From (C) $[\vec E_{0I}+\vec E_{0R}-\vec E_{0T}]\times\hat z=0\;\Rightarrow\;\hat y E_{0I_y}\times \hat z + (\hat x E_{0R_x}+\hat y E_{0R_y} + \hat z E_{0R_z})\times \hat z + (\hat x E_{0T_x}+\hat y E_{0T_y} + \hat z E_{0T_z})\times \hat z=0$
$\Rightarrow\; \hat x E_{0I_y}-\hat y E_{0R_y}+\hat x E_{0R_y}+\hat y E_{0T_x}-\hat x E_{0T_y}=0$

Therefore $E_{0I_y}+E_{0R_y}-E_{0T_y}=0\;\hbox { and }\;E_{0R_x}=E_{0T_x}$ (E)


From (B) $[\hat k_I \times \vec E_{0I}+\hat k_R \times\vec E_{0R}-\hat k_T \times\vec E_{0T}]\cdot \hat z=0$
Also according to Snell's Law, $\theta_I=\theta_R$. Let $\theta_1=\theta_I=\theta_R$ and $\theta_2=\theta_T$ here.

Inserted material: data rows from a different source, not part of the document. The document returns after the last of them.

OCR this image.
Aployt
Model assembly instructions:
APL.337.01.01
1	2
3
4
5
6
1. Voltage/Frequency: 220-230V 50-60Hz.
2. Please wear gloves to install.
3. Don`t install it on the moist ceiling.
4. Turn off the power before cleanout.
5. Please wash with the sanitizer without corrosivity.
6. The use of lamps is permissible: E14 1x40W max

\begin{align}\Rightarrow\; &[(\hat x \sin\theta_1+\hat z \cos\theta_1)\times \hat y E_{0I_y}+(\hat x \sin\theta_1-\hat z \cos\theta_1)\times(\hat x E_{0R_x}+\hat y E_{0R_y} + \hat z E_{0R_z})\\
&-(\hat x \sin\theta_2+\hat z \cos\theta_2)\times(\hat x E_{0T_x}+\hat y E_{0T_y} + \hat z E_{0T_z})]\cdot \hat z=0
\end{align} Because of the $\cdot \hat z$ at the end, only the $\hat x \times \hat y$ terms in the equation remain:
$\Rightarrow\; E_{0I_y} \sin\theta_1 +E_{0R_y}\sin\theta_1 - E_{0T_y}\sin\theta_2=0$.(F)

If you compare (E) to (F)
It cannot be both true as $\theta_1$ is not equal to $\theta_2$. Can anyone check my work, I have check 3 times already and I cannot see the problem.

Thanks

 

[yungman]

Anyone?

I have another question: The wave function is really defined as:
\vec E_R = \vec E_{0R} e^{-jk_R(x\sin\theta_1 - z\cos\theta_1)}=\hat k_R E_{0R} e^{-jk_R(x\sin\theta_1 - z\cos\theta_1)}
which the amplitude vary sinusoidally along the path of $\vec k_R$. I should still use $\vec E_R(\vec k_R)=\hat x E_{R_x}+\hat y E_{R_y}+\hat z E_{R_z}$. Is this true?